SynBioBeta’s fifth annual London conference is fast approaching, with leaders in industry, academia, and investment once again set to converge on Imperial College London between April 4th and 6th. A full schedule of exciting events and sessions has been lined up, among which will be a panel discussion focusing on the role of synthetic biology in the future of healthcare solutions, including bio-based pharma, cell therapies, and more. Session 3 explores the question “Will Synthetic Biology be the Key to Our Future Health?” and will feature a number of distinguished panelists to weigh in on the issue.

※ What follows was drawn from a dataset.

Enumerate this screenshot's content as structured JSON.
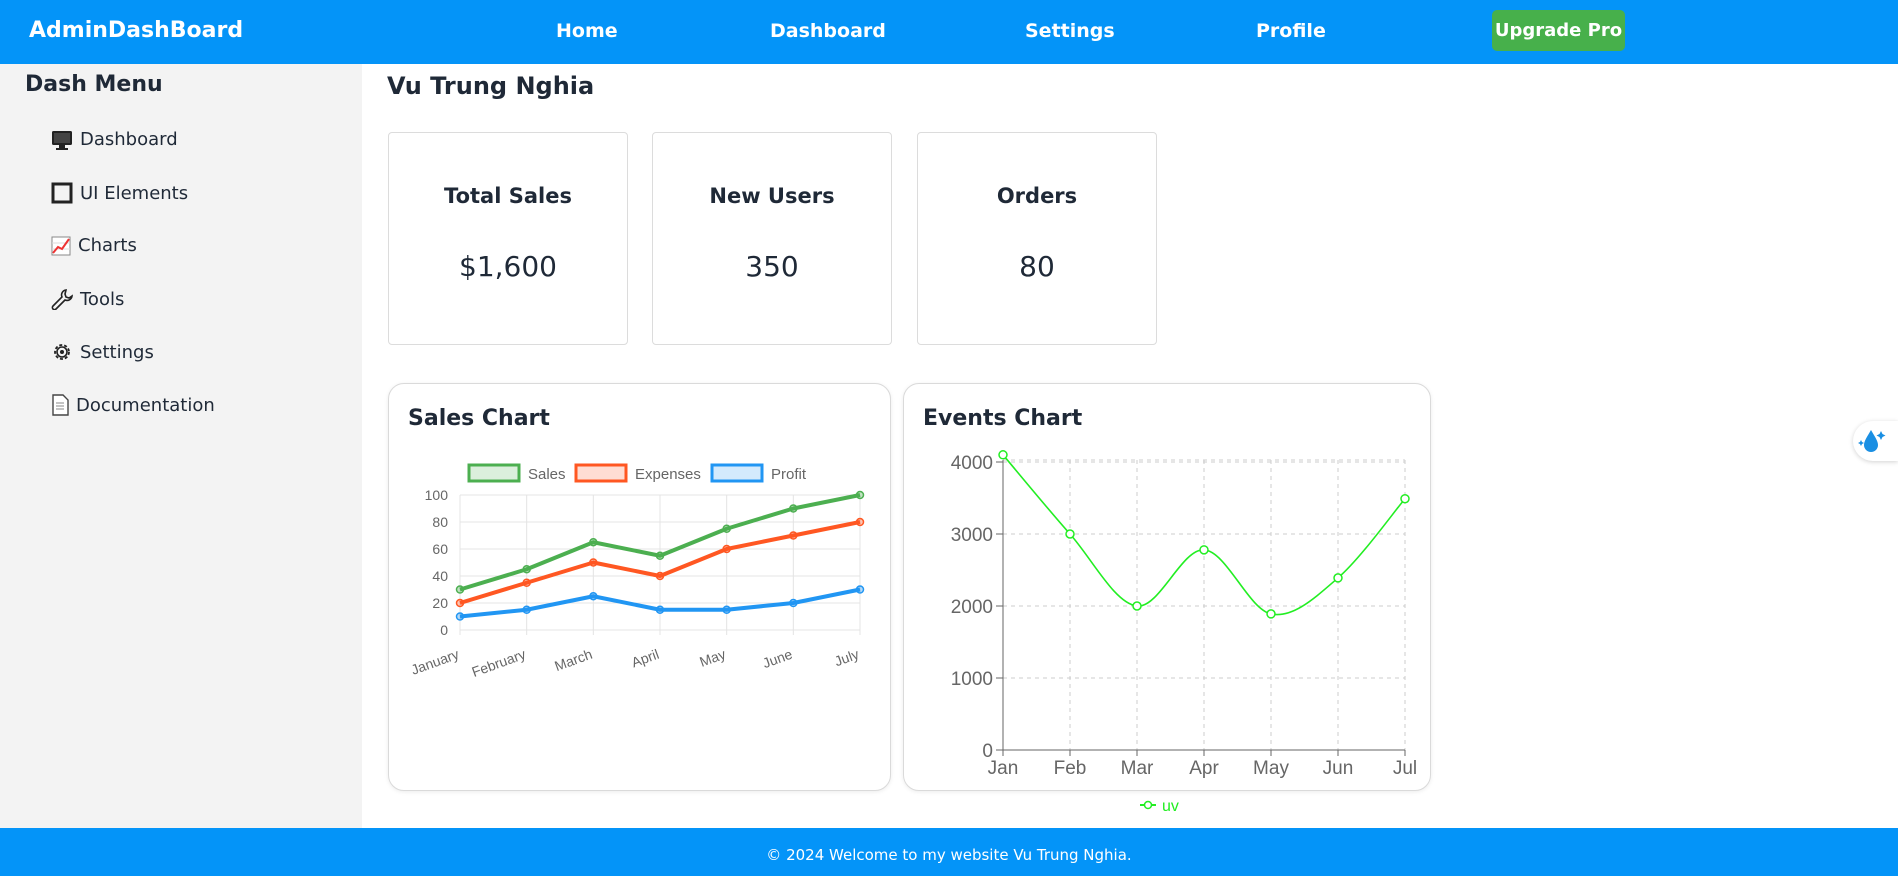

Volker Morath is a researcher in Professor Arne Skerra’s lab at the Technical University of Munich (TUM). He is in the final stages of his PhD thesis on novel biologics for therapeutic applications. Volker is also a three-year iGEM medalist whose project was named Best Health or Medicine Project in 2010. His award-winning project from 2010 consisted of developing a BioBrick-style Virus Construction Kit for gene delivery. In 2013 and 2016 he served as an instructor for the TUM iGEM team, overseeing their projects developing transgenic moss filters and 3D tissue printing.
Tahel Altman is the CEO of SynVaccine, an Israel-based maker of vaccines and immunotherapies for infectious disease and cancer. SynVaccine was founded out of the Rad Biomed accelerator with a platform based on rational design of viral-based products. Prior to founding SynVaccine, Tahel was involved in a number of other healthcare startups, including ART Health Care Ltd. and TopgeniX Inc. She is the holder of several synthetic biology and medical device patents. Tahel is a graduate of the Stanford Biodesign Innovation Fellowship and obtained her MD from Tel Aviv University.
Aleksandra Wlodek is a Senior Biologist at Isomerase Therapeutics Ltd., a drug discovery and development company based in Cambridge, UK. Isomerase’s platform is described as consisting of biosynthetic engineering and semi-synthetic chemistry, providing a route for identifying key natural microbial products and developing them into pharmaceuticals. The company recently expanded its drug discovery collaboration with California-based Mount Tam Biotechnologies, Inc. Aleksandra received her PhD in Biological and Biomedical Sciences from the University of Cambridge, where she belonged to the Medical Research Council.
Ryan Cawood is the founder and CEO of Oxford Genetics Ltd., a synthetic biology company that provides DNA, protein, virus, and cell line products and services. Oxford’s goal is to develop the world’s most extensive collection of inter-compatible DNA parts for cellular engineering. Prior to founding Oxford Genetics, Ryan served as a postdoctoral researcher and scientist and the University of Oxford, where he obtained his PhD in Oncology. He has extensive experience working with expression in viral, mammalian, plant, bacterial, and insect cell lines.
Kevin Holden is the Head of Synthetic Biology at Bay Area-based startup Synthego. He received his PhD in Microbiology from the University of California, Davis and has a 10-year background in metabolic pathway engineering and biotechnology. Kevin’s company is the maker of the first and only synthetic full-length sgRNA kits for CRISPR genome engineering, a technology that is poised to impact healthcare medicine in unprecedented ways. In January of this year, Synthego closed a $41 million Series B financing round to grow their commercial operations, expand internationally, and introduce new products.